We’re not talking about the crape myrtles, southern magnolias, and fringe trees that bloom later in mid-spring and early summer. Dogwoods, redbuds, Japanese magnolias, flowering plums, and cherries are also among the earliest bloomers that flaunt the first bright colors of the year.
In USDA Zones 8-10 the redbuds, wild plums, crabapples, flowering cherries, and Japanese magnolias start blooming in January and February. Formosan cherry is typically the first of them all. Later in the colder months the dogwoods, Walter viburnum, peach trees, apple trees, and fringe trees also begin to flourish.
The earliest bloomers tend to be small trees or large shrubs since they fit nicely in the home landscape. Therefore, position them in the front yard so your neighbors can appreciate them too. Most of the earliest flowering trees are deciduous and their blossoms open along bare branches before the leaves appear. While other early blooming trees continue to show off their color when leaves begin to turn shades of yellow, orange or red.
Perfect Plants offers two varieties of redbud — Eastern redbud (Cercis canadensis) and Forest Pansy redbud (Cercis Canadensis ‘Forest Pansy’), one of the earliest blooming North American natives. Forest Pansy redbud has leaves that emerge (after the flowers) red-purple, gradually changing to a dark maroon-green in summer. In the fall, they develope splashes of yellow and orange before dropping. Redbuds are so-often situated near dogwoods that it seems like they grow together – and in nature they often do. Perfect Plants offers the standard flowering dogwood (Cornus florida) as well as a lovely pink-flowered variety. With its beautiful maroon tinged leaves throughout the summer, the crabapple hybrid, Summer Wonder (Malus ‘Summer Wonder’), is an early spring bloomer like the regular crabapple.
The earliest flowering tree is the Formosan cherry (Prunus campanulata), often mistaken for a redbud. Here in North Florida, we sometimes see these flowering in peoples’ yards in mid-January. Chickasaw Plum (Prunus angustifolia), seen most often on country roadsides throughout much of the United States is another American native that is of the first harbingers of spring. They are easy to care for and make great additions to the home landscape.

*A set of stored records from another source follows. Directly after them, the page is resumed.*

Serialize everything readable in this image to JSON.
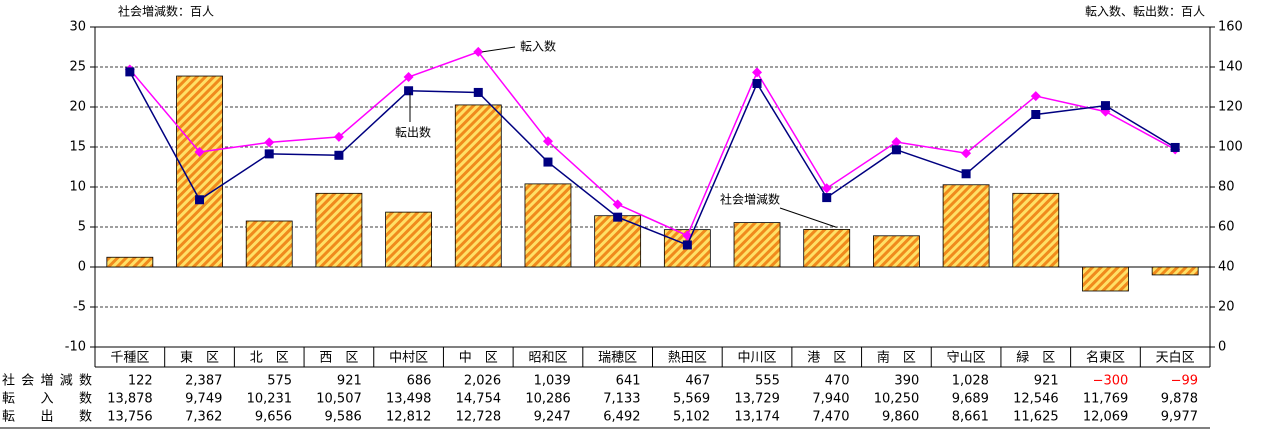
{
  "chart_data": {
    "type": "bar_line_table",
    "y_unit_label": "社会増減数：百人",
    "y2_unit_label": "転入数、転出数：百人",
    "categories": [
      "千種区",
      "東　区",
      "北　区",
      "西　区",
      "中村区",
      "中　区",
      "昭和区",
      "瑞穂区",
      "熱田区",
      "中川区",
      "港　区",
      "南　区",
      "守山区",
      "緑　区",
      "名東区",
      "天白区"
    ],
    "series": [
      {
        "name": "社会増減数",
        "type": "bar",
        "axis": "y",
        "values": [
          1.22,
          23.87,
          5.75,
          9.21,
          6.86,
          20.26,
          10.39,
          6.41,
          4.67,
          5.55,
          4.7,
          3.9,
          10.28,
          9.21,
          -3.0,
          -0.99
        ],
        "value_labels": [
          "122",
          "2,387",
          "575",
          "921",
          "686",
          "2,026",
          "1,039",
          "641",
          "467",
          "555",
          "470",
          "390",
          "1,028",
          "921",
          "−300",
          "−99"
        ]
      },
      {
        "name": "転入数",
        "type": "line",
        "axis": "y2",
        "color": "#ff00ff",
        "marker": "diamond",
        "values": [
          138.78,
          97.49,
          102.31,
          105.07,
          134.98,
          147.54,
          102.86,
          71.33,
          55.69,
          137.29,
          79.4,
          102.5,
          96.89,
          125.46,
          117.69,
          98.78
        ],
        "value_labels": [
          "13,878",
          "9,749",
          "10,231",
          "10,507",
          "13,498",
          "14,754",
          "10,286",
          "7,133",
          "5,569",
          "13,729",
          "7,940",
          "10,250",
          "9,689",
          "12,546",
          "11,769",
          "9,878"
        ]
      },
      {
        "name": "転出数",
        "type": "line",
        "axis": "y2",
        "color": "#000080",
        "marker": "square",
        "values": [
          137.56,
          73.62,
          96.56,
          95.86,
          128.12,
          127.28,
          92.47,
          64.92,
          51.02,
          131.74,
          74.7,
          98.6,
          86.61,
          116.25,
          120.69,
          99.77
        ],
        "value_labels": [
          "13,756",
          "7,362",
          "9,656",
          "9,586",
          "12,812",
          "12,728",
          "9,247",
          "6,492",
          "5,102",
          "13,174",
          "7,470",
          "9,860",
          "8,661",
          "11,625",
          "12,069",
          "9,977"
        ]
      }
    ],
    "ylim": [
      -10,
      30
    ],
    "yticks": [
      -10,
      -5,
      0,
      5,
      10,
      15,
      20,
      25,
      30
    ],
    "y2lim": [
      0,
      160
    ],
    "y2ticks": [
      0,
      20,
      40,
      60,
      80,
      100,
      120,
      140,
      160
    ],
    "grid": true,
    "negative_label_color": "#ff0000"
  }
}
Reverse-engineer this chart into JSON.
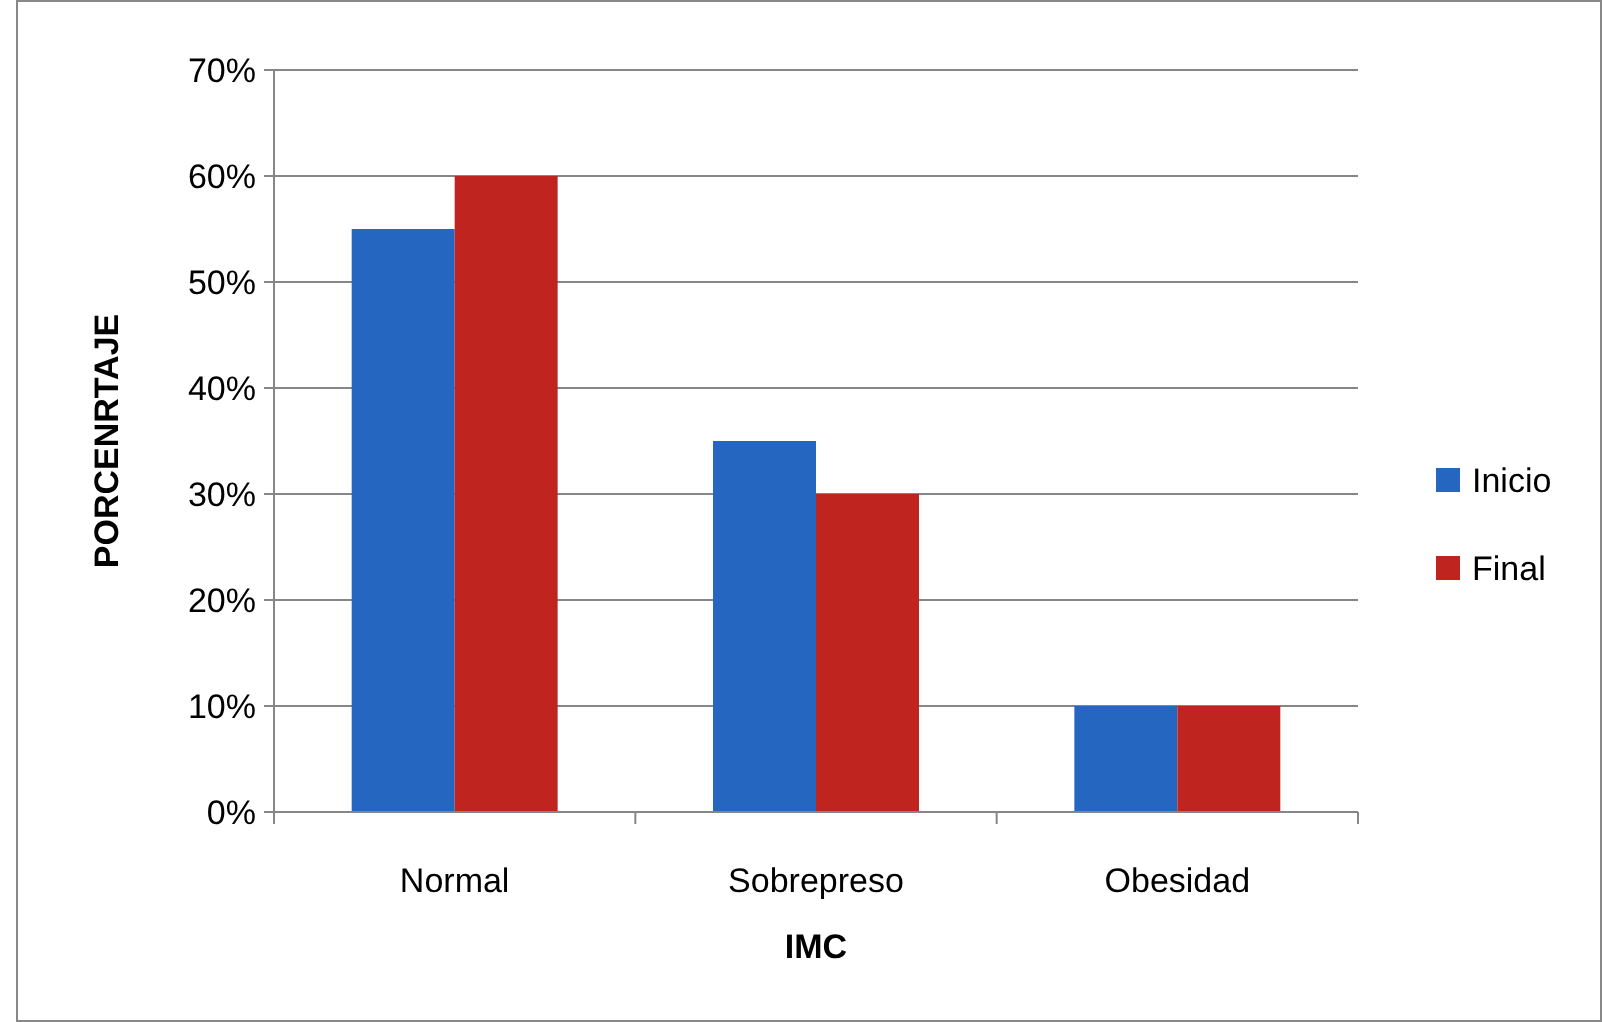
{
  "chart_data": {
    "type": "bar",
    "xlabel": "IMC",
    "ylabel": "PORCENRTAJE",
    "categories": [
      "Normal",
      "Sobrepreso",
      "Obesidad"
    ],
    "series": [
      {
        "name": "Inicio",
        "color": "#2566c1",
        "values": [
          55,
          35,
          10
        ]
      },
      {
        "name": "Final",
        "color": "#c0241f",
        "values": [
          60,
          30,
          10
        ]
      }
    ],
    "ylim": [
      0,
      70
    ],
    "yticks": [
      {
        "value": 0,
        "label": "0%"
      },
      {
        "value": 10,
        "label": "10%"
      },
      {
        "value": 20,
        "label": "20%"
      },
      {
        "value": 30,
        "label": "30%"
      },
      {
        "value": 40,
        "label": "40%"
      },
      {
        "value": 50,
        "label": "50%"
      },
      {
        "value": 60,
        "label": "60%"
      },
      {
        "value": 70,
        "label": "70%"
      }
    ],
    "grid": "y",
    "legend": "right"
  }
}
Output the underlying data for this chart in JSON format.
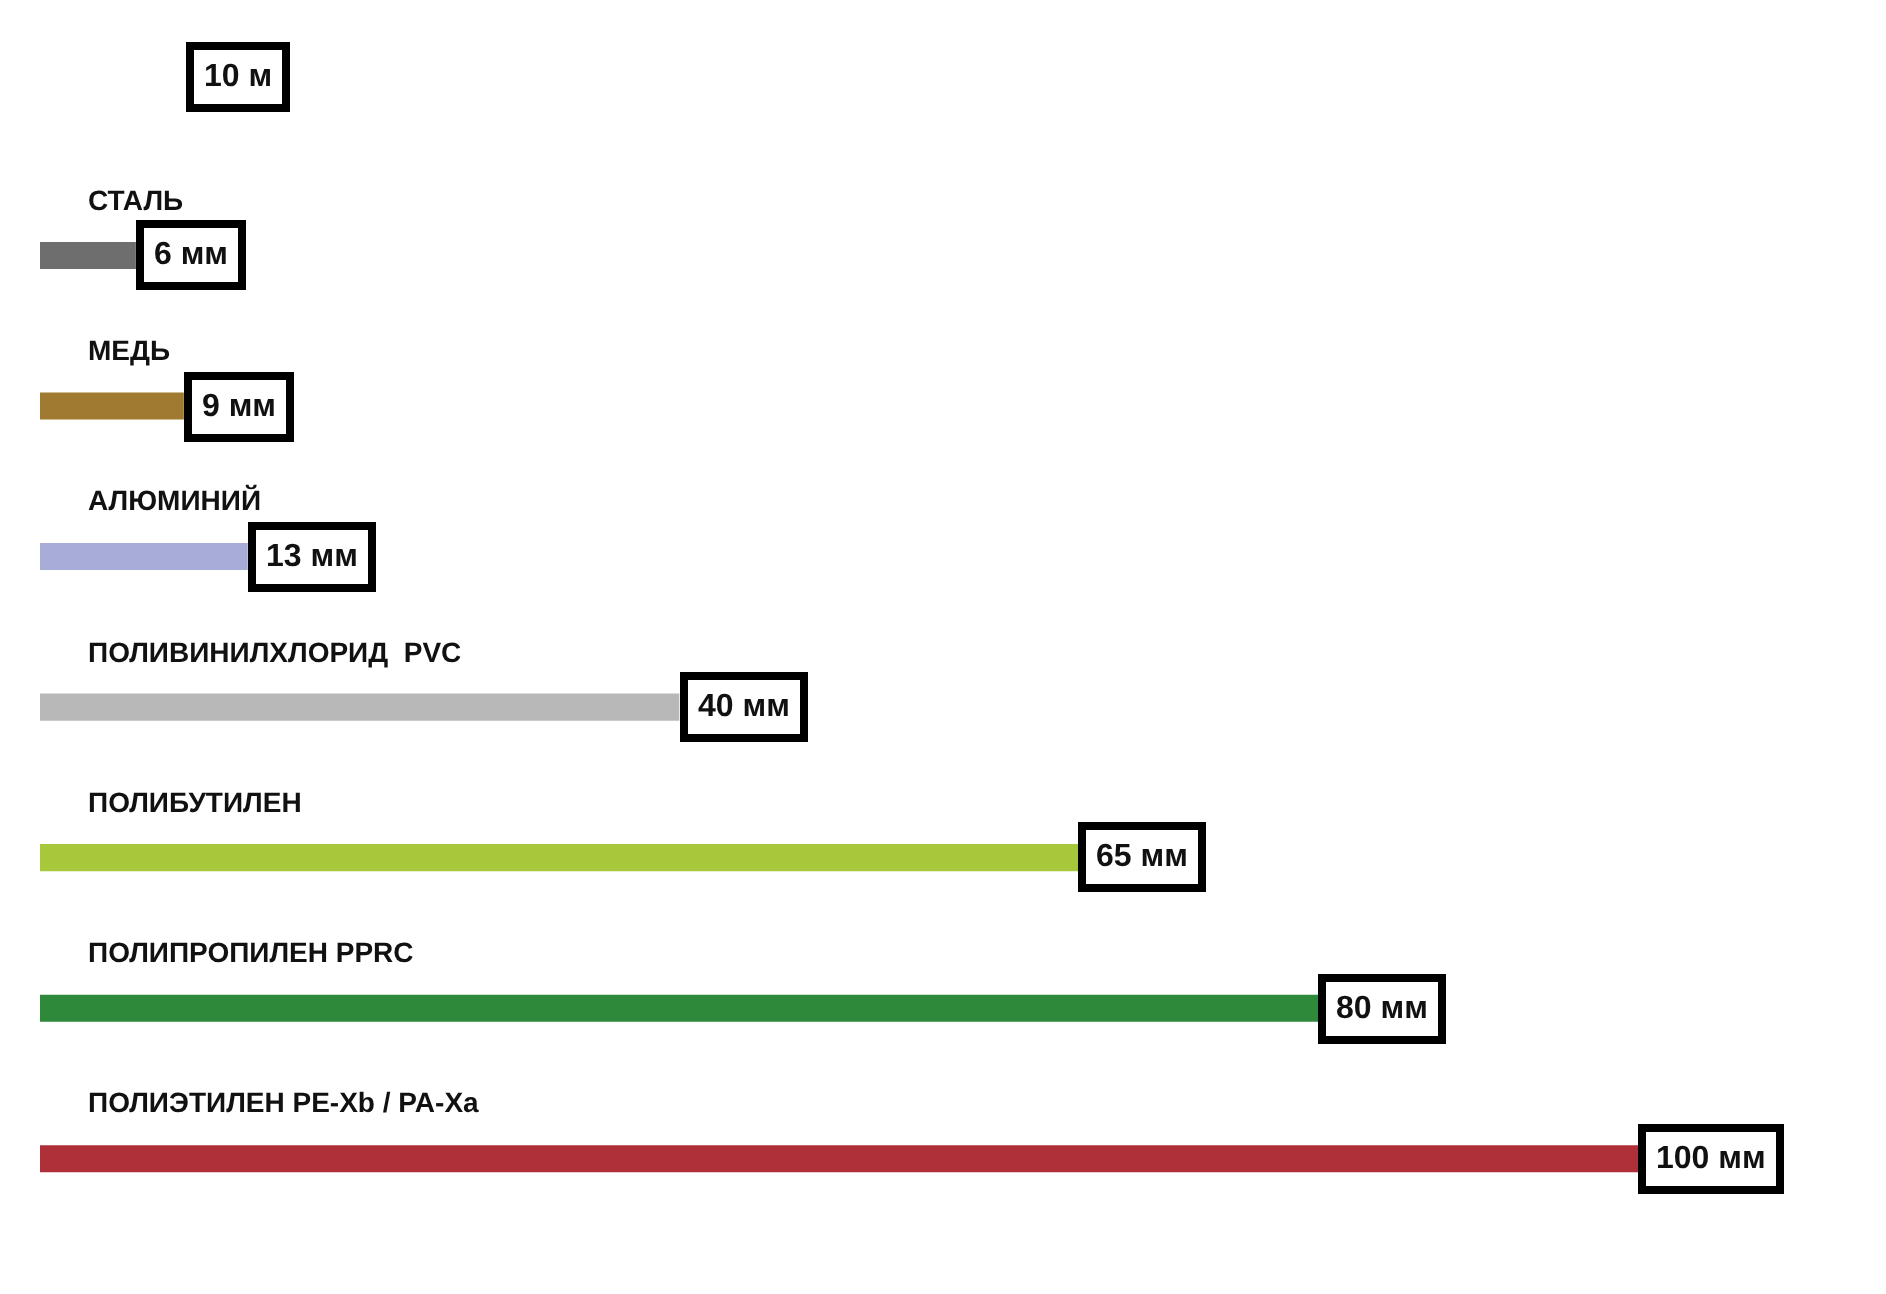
{
  "chart_data": {
    "type": "bar",
    "orientation": "horizontal",
    "categories": [
      "СТАЛЬ",
      "МЕДЬ",
      "АЛЮМИНИЙ",
      "ПОЛИВИНИЛХЛОРИД  PVC",
      "ПОЛИБУТИЛЕН",
      "ПОЛИПРОПИЛЕН PPRC",
      "ПОЛИЭТИЛЕН PE-Xb / PA-Xa"
    ],
    "values": [
      6,
      9,
      13,
      40,
      65,
      80,
      100
    ],
    "colors": [
      "#6e6e6e",
      "#a07a30",
      "#a8acd8",
      "#b8b8b8",
      "#a8c83c",
      "#2e8a3a",
      "#b0303a"
    ],
    "value_labels": [
      "6 мм",
      "9 мм",
      "13 мм",
      "40 мм",
      "65 мм",
      "80 мм",
      "100 мм"
    ],
    "annotations": [
      "10 м"
    ],
    "legend": false
  }
}
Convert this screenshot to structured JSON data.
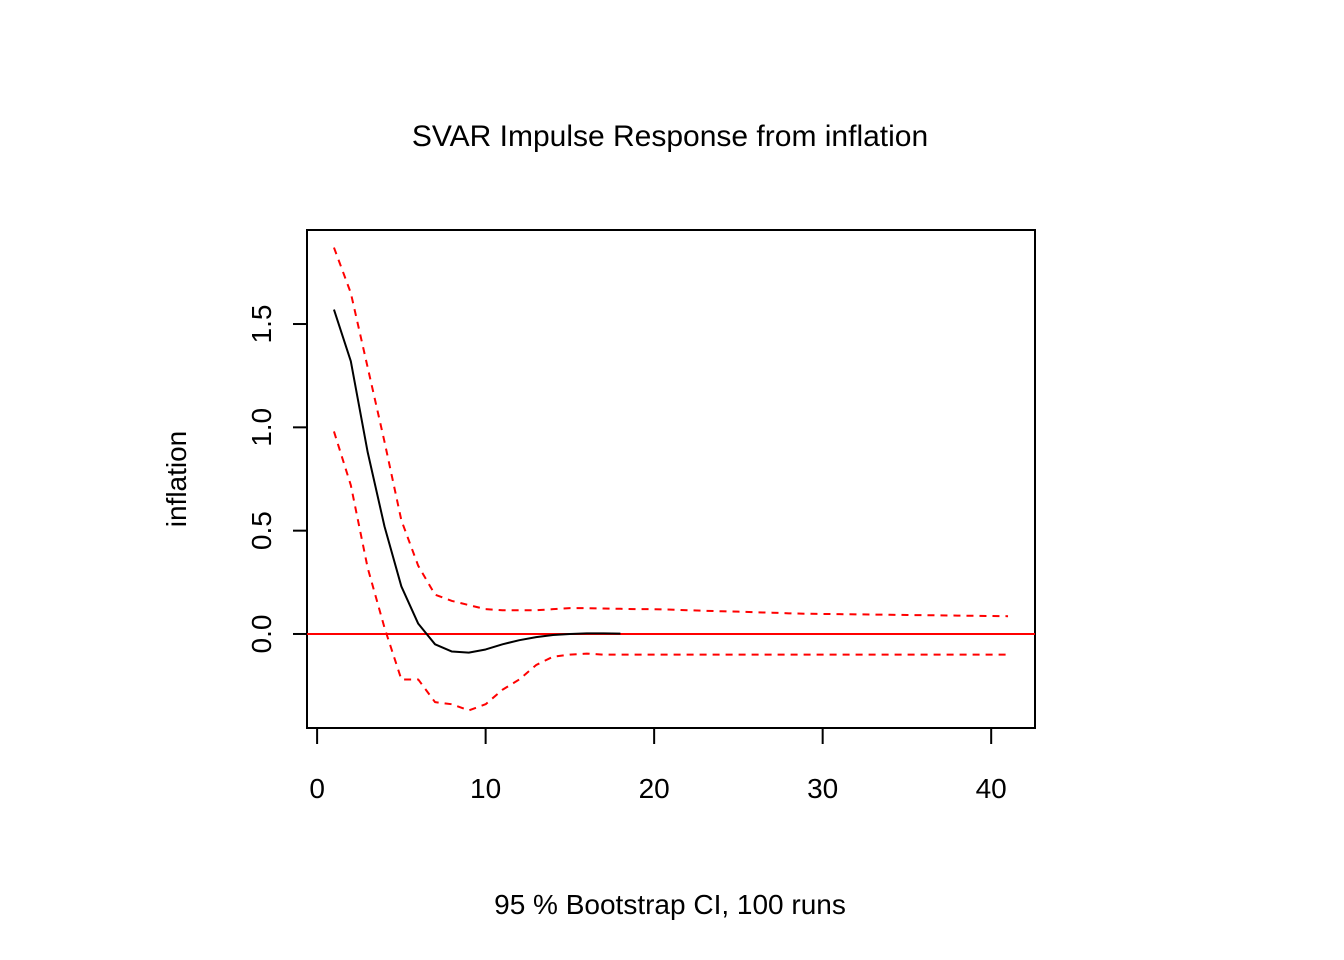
{
  "chart_data": {
    "type": "line",
    "title": "SVAR Impulse Response from inflation",
    "xlabel": "95 % Bootstrap CI,  100 runs",
    "ylabel": "inflation",
    "xlim": [
      -0.6,
      42.6
    ],
    "ylim": [
      -0.455,
      1.955
    ],
    "x_ticks": [
      0,
      10,
      20,
      30,
      40
    ],
    "y_ticks": [
      0.0,
      0.5,
      1.0,
      1.5
    ],
    "y_tick_labels": [
      "0.0",
      "0.5",
      "1.0",
      "1.5"
    ],
    "x_tick_labels": [
      "0",
      "10",
      "20",
      "30",
      "40"
    ],
    "grid": false,
    "legend": "none",
    "reference_line": {
      "y": 0,
      "color": "#ff0000",
      "style": "solid"
    },
    "series": [
      {
        "role": "impulse-response",
        "color": "#000000",
        "style": "solid",
        "x": [
          1,
          2,
          3,
          4,
          5,
          6,
          7,
          8,
          9,
          10,
          11,
          12,
          13,
          14,
          15,
          16,
          17,
          18
        ],
        "values": [
          1.57,
          1.32,
          0.88,
          0.52,
          0.23,
          0.05,
          -0.05,
          -0.085,
          -0.09,
          -0.075,
          -0.05,
          -0.03,
          -0.015,
          -0.005,
          0.0,
          0.003,
          0.003,
          0.002
        ]
      },
      {
        "role": "upper-bound",
        "color": "#ff0000",
        "style": "dashed",
        "x": [
          1,
          2,
          3,
          4,
          5,
          6,
          7,
          8,
          9,
          10,
          11,
          12,
          13,
          14,
          15,
          16,
          17,
          18,
          19,
          20,
          21,
          22,
          23,
          24,
          25,
          26,
          27,
          28,
          29,
          30,
          31,
          32,
          33,
          34,
          35,
          36,
          37,
          38,
          39,
          40,
          41
        ],
        "values": [
          1.87,
          1.65,
          1.29,
          0.93,
          0.55,
          0.33,
          0.19,
          0.16,
          0.14,
          0.12,
          0.115,
          0.115,
          0.115,
          0.12,
          0.125,
          0.125,
          0.123,
          0.122,
          0.12,
          0.12,
          0.118,
          0.115,
          0.112,
          0.11,
          0.108,
          0.105,
          0.103,
          0.1,
          0.098,
          0.097,
          0.096,
          0.095,
          0.094,
          0.093,
          0.092,
          0.091,
          0.09,
          0.089,
          0.088,
          0.087,
          0.086
        ]
      },
      {
        "role": "lower-bound",
        "color": "#ff0000",
        "style": "dashed",
        "x": [
          1,
          2,
          3,
          4,
          5,
          6,
          7,
          8,
          9,
          10,
          11,
          12,
          13,
          14,
          15,
          16,
          17,
          18,
          19,
          20,
          21,
          22,
          23,
          24,
          25,
          26,
          27,
          28,
          29,
          30,
          31,
          32,
          33,
          34,
          35,
          36,
          37,
          38,
          39,
          40,
          41
        ],
        "values": [
          0.98,
          0.72,
          0.32,
          0.03,
          -0.22,
          -0.22,
          -0.33,
          -0.34,
          -0.37,
          -0.34,
          -0.27,
          -0.22,
          -0.15,
          -0.11,
          -0.1,
          -0.095,
          -0.1,
          -0.1,
          -0.1,
          -0.1,
          -0.1,
          -0.1,
          -0.1,
          -0.1,
          -0.1,
          -0.1,
          -0.1,
          -0.1,
          -0.1,
          -0.1,
          -0.1,
          -0.1,
          -0.1,
          -0.1,
          -0.1,
          -0.1,
          -0.1,
          -0.1,
          -0.1,
          -0.1,
          -0.1
        ]
      }
    ]
  }
}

The Japanese magnolias, with their big, upright purple, pink or magenta flowers always turn heads in early spring. Japanese magnolia (Magnolia liliiflora), star magnolia (M. stellata) and the hybrid, saucer magnolia (M. x soulangeana), are some of the most vibrant flowering trees in this popular group. In its hardiness zone the Japanese magnolia often begins to bloom before any of the native American trees.